Mike He was one of five students who helped design a specialized steering contraption for a bike program run through the Calgary Cerebral Palsy Association. Bikes designed for kids with cerebral palsy exist, but He said they can cost up to $6,000, and are quickly outgrown.

“Our design is adjustable to fit different bikes of different sizes,” he said. “You can use the parts over and over again, and the kids can enjoy the true feeling of riding a bike.”

4. 3D Printed Humanoid Robots

Have you ever heard of a robot making… a robot?

U of C students have taken 3D printing to a whole new level with one team facilitating the “printing” of two, individual life-size legs for a robot. While the legs were inanimate (though they might not be if you added a torso and arms), this project is a stepping-stone to another realm of engineering.

Combined with another project designed by four other students who developed a visual system of a life-size robot companion for children in medical environments, there’s no telling what’s next — 3D printing humans?

5. Unmanned Ground Vehicle

We’ve seen highly developed exploration rovers doing work in inhospitable climates like Mars, but there are places on Earth that have claimed the lives of many either because of climate, accessibility or unexpected dangers.

Theo Gibb and three other students were the brains (literally) behind the mind of an unmanned ground vehicle, which he said could be used for arctic research, landmine removal or mapping out areas inaccessible to humans.

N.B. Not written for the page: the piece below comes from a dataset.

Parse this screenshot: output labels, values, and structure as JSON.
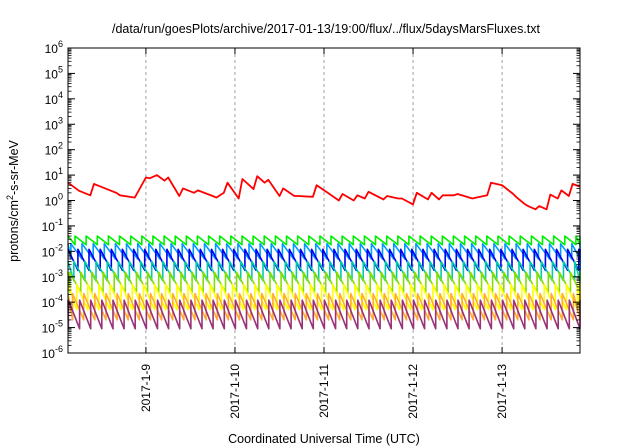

“They use robots for minefield removal already,” he said. “You could use something like this to inspect dangerous areas you don’t want to send people into.”

Source The Calgary Herald


University of Calgary – Calgary Arm – Capstone Fair 2017. A low cost prosthetic based on the jamming gripper principle for use in developing nations. University of Calgary. YouTube Mar 30, 2017.
Pop bottle, bike pump used to make innovative prosthetic arm

The pneumatic device may consist of a humble bicycle pump, a hacked-up pop bottle, a balloon full of sugar. And yes, it is held together with duct tape. But the project could one day change the lives of amputees across the developing world. CTV News

Jeff Lagerquist, CTV News April 3, 2017

The original Canadarm cost about $100 million when it was built as a joint venture between the Canadian and U.S. governments in the mid-1970s and early 1980s. Today, a team from the University of Calgary is unveiling another ambitious arm-based project – albeit for a fraction of the development cost.

They’ve dubbed it the Calgary Arm, and it cost just 25 bucks.

The pneumatic device may consist of a humble bicycle pump, a hacked-up pop bottle, a balloon full of sugar. And yes, it is held together with duct tape. But the project could one day change the lives of amputees across the developing world.

“The objects that we bought, you should be able to buy anywhere. If it’s not bought, it was out of our recycling bins,” engineering student Tyler Anker told CTV News on Monday.

The Calgary Arm is a prosthetic capable of picking up small objects. The materials may be somewhat crude, but the device offers enough dexterity for the user to grasp and release virtually anything you would with a human hand, and even pick up a pen and write.

“The concept and the product look simple, but there was a bit of math that went into it,” said mechanical engineering student Shalese Baxandall.

The sugar-filled balloon serves as the Calgary Arm’s “hand.” It uses the suction power of the foot-operated bike pump, which has been hooked up backwards, to expand and contract. The pop bottle functions as a sleeve.

Unlike some of the groups showing off their final projects, team Calgary Arm isn’t looking to patent their invention or land a lucrative partnership a with top medical science firm. They’re giving away the blueprints for free, and even showing people how to make one on their own through a tutorial video.

“Here in Canada it might not be that feasible to use a $25 prosthetic, but in other countries where people can’t afford (expensive devices), and where people struggle with amputations, we thing it could be pretty useful,” said Anker.

“If it helps the world, I feel good about that,” added Baxandall.